The initial stage of the experiment was to determine the effects of oxytocin, vasopressin, 5-HT, ACh, Ang IV and histamine in rat isolated colon and vasopressin, 5-HT, histamine and angiotensin II in the rat uterus. There is no significant difference in the distribution of the receptors of acetylcholine, 5-HT and angiotensin IV in the rat isolated colon. This is indicated by the 95% CI of the results in the ascending, descending and transverse colon as they overlap in the tissues. 5-HT was the most potent of the three agonists in the rat isolated uterus and Ang II was the most potent of the three agonists (Ang II, vasopressin and 5-HT) in the rat uterus.
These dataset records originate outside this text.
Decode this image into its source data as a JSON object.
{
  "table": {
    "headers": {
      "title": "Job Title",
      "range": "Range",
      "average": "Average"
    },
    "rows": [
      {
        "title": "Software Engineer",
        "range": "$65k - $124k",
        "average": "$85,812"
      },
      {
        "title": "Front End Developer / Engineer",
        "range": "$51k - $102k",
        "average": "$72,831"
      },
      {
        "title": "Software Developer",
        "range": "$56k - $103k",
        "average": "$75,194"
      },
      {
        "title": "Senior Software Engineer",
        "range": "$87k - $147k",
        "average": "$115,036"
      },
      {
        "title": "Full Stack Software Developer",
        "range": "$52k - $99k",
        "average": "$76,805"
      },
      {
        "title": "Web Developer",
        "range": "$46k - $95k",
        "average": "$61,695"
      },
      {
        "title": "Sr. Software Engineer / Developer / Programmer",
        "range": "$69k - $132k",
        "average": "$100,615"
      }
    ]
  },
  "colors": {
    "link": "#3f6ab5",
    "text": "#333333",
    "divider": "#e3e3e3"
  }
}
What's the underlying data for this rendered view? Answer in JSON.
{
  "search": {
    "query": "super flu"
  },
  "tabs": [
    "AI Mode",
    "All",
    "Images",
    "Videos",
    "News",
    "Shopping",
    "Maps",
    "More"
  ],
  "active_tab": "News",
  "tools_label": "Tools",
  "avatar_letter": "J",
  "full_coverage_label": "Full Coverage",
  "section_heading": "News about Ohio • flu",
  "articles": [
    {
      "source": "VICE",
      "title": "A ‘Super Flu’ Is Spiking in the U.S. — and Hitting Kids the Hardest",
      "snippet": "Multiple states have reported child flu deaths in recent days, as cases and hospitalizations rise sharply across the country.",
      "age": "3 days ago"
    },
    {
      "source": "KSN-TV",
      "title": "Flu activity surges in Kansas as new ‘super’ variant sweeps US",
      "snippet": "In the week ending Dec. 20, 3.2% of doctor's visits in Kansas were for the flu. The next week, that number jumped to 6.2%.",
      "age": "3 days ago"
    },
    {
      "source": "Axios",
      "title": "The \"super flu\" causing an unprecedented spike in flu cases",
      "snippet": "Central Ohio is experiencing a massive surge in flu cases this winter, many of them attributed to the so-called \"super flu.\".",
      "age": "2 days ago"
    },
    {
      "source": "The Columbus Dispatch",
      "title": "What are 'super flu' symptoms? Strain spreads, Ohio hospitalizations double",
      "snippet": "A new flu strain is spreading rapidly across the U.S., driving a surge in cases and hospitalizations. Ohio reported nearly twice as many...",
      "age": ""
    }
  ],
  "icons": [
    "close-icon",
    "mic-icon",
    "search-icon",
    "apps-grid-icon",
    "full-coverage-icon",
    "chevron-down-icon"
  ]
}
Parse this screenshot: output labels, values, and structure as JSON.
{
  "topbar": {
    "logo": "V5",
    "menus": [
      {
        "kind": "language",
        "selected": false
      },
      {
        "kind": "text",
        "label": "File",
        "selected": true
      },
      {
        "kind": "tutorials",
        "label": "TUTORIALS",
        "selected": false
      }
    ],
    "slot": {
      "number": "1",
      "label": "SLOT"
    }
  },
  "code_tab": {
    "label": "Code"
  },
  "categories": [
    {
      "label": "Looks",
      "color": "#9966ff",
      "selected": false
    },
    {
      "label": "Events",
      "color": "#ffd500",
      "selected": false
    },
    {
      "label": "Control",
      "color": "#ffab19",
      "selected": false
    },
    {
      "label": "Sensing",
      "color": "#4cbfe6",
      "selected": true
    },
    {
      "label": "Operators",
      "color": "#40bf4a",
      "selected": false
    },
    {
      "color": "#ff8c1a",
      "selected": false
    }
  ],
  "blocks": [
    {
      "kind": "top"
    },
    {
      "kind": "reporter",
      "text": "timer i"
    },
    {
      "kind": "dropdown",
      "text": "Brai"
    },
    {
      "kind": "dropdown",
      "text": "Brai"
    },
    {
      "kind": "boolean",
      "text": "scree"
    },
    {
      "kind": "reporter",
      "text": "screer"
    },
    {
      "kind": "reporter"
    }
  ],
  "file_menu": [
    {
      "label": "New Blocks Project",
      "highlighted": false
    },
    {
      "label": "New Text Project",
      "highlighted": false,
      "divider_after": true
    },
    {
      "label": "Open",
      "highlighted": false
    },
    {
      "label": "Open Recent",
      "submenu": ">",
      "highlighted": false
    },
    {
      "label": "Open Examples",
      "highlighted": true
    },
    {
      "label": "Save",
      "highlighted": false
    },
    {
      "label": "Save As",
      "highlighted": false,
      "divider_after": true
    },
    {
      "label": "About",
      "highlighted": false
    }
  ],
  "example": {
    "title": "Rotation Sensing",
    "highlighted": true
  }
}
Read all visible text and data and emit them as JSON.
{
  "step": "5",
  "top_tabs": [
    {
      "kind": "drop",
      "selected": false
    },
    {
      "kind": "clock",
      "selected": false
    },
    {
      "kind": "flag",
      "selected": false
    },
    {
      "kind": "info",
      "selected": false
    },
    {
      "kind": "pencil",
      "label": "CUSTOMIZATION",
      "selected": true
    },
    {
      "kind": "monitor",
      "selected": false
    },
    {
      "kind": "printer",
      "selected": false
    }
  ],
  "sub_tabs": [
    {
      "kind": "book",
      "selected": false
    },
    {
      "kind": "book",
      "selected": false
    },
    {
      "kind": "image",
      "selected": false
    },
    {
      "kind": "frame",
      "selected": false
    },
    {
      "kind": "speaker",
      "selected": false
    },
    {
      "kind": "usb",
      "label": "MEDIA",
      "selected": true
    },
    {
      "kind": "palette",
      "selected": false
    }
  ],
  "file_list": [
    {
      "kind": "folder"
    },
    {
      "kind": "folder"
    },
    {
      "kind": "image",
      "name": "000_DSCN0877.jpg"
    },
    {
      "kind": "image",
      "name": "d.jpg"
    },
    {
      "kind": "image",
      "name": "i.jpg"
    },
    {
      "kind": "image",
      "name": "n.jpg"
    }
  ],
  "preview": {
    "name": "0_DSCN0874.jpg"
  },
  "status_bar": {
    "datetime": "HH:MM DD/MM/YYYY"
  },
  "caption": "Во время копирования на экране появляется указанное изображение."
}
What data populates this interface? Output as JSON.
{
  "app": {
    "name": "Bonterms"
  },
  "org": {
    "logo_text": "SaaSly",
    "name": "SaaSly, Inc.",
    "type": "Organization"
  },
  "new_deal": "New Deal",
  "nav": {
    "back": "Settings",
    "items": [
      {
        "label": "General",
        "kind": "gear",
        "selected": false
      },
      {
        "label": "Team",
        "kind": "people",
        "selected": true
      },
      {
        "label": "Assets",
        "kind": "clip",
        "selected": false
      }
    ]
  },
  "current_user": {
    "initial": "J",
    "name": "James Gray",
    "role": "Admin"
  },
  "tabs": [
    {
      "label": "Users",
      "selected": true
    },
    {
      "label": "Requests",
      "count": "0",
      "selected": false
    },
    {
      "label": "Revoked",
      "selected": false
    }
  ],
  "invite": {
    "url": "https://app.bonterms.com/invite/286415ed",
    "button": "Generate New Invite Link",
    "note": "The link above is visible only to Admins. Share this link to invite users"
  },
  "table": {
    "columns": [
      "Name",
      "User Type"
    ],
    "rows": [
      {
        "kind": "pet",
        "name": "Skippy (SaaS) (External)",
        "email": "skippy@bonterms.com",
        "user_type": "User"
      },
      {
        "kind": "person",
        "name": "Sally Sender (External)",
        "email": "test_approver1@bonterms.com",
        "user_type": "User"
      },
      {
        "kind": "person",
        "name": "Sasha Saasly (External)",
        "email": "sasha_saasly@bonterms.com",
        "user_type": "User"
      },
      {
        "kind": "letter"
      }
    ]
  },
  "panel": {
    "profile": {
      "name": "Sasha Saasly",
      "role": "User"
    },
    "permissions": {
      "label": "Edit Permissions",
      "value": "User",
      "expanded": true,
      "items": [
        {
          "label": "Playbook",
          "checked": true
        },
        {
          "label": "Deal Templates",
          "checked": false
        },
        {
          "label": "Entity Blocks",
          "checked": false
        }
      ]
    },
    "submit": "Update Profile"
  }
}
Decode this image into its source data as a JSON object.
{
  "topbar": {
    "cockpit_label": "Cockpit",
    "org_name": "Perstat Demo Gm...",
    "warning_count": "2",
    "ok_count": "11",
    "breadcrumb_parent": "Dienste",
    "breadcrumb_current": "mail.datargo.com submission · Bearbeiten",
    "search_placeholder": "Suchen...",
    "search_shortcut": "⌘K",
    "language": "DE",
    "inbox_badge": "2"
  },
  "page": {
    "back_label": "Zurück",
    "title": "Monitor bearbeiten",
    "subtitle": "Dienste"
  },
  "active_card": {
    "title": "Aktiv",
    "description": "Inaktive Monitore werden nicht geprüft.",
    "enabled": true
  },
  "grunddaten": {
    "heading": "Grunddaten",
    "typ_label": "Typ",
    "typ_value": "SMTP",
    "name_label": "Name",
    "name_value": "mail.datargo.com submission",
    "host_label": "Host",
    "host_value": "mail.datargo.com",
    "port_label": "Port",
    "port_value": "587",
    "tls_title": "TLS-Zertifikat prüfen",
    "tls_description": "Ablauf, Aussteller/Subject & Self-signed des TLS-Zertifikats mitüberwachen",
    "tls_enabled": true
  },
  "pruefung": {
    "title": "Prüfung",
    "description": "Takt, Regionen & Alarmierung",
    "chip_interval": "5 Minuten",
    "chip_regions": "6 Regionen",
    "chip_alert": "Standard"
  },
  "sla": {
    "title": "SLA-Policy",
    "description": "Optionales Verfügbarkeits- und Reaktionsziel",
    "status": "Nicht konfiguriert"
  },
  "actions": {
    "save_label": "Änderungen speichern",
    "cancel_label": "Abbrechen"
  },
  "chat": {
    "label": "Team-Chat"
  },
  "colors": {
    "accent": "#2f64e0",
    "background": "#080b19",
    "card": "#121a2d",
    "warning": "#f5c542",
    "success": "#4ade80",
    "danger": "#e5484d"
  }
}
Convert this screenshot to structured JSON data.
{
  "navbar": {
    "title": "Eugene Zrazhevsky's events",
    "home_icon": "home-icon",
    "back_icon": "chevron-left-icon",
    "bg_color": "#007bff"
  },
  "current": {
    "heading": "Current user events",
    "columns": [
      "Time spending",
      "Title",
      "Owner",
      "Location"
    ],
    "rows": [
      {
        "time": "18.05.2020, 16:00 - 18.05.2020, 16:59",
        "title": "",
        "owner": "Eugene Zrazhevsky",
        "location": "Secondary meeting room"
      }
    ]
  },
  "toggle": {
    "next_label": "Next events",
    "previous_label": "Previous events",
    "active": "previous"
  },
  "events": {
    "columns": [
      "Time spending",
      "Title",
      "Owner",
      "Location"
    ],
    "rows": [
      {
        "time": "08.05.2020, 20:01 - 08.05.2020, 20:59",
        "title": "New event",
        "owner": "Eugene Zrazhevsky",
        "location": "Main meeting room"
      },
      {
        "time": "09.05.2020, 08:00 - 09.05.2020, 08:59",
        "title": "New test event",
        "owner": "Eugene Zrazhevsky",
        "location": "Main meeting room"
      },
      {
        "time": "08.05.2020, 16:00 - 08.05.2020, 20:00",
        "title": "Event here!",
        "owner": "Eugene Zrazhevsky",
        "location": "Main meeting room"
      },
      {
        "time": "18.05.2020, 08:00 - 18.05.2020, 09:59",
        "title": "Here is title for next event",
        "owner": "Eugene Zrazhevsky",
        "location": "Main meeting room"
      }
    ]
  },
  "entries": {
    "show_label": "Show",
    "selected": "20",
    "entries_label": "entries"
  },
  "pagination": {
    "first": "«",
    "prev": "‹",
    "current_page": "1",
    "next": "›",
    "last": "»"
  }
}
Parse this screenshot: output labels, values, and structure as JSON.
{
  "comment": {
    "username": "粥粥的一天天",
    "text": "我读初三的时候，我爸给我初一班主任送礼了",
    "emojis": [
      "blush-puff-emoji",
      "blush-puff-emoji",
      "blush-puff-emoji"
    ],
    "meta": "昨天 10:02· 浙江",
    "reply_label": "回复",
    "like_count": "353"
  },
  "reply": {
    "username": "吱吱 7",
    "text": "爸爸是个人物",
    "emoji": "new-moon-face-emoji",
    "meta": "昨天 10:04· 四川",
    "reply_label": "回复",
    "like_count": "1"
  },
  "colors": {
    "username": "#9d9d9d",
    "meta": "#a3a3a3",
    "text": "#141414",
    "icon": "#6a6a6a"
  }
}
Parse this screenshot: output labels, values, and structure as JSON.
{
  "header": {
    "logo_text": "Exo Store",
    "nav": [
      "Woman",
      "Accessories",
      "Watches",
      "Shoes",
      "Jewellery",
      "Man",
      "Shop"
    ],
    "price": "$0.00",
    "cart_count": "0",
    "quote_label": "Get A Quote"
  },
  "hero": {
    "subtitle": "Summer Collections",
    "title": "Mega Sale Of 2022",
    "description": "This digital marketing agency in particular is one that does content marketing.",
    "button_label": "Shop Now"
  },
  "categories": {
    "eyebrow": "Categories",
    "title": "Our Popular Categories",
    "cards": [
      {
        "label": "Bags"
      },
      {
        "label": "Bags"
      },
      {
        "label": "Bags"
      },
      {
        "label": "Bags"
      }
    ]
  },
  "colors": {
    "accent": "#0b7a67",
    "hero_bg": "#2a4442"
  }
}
There was a lot of variance in the data of the contractile response of acetylcholine, 5-HT and angiotensin IV in the rat isolated colon. The size/length of the tissue affects how much that tissue pulls in respect to its agonist. During the course of the experiment, the division of the rat colon into ascending, descending and transverse was hard to keep constant. It would be ideal in future to try and keep the length of the tissue constant. This would help reduce the error bars.
The research showed that OTA did not have antagonising effect on contractions induced by 5-HT, Ang II, Ang IV, vasopressin and ACh. Interestingly, OTA increased contractions induced by Ang IV 10-6M. Further research should be considered with a higher tissue sample on the effects of Ang IV 10-6M with increasing concentration of OTA.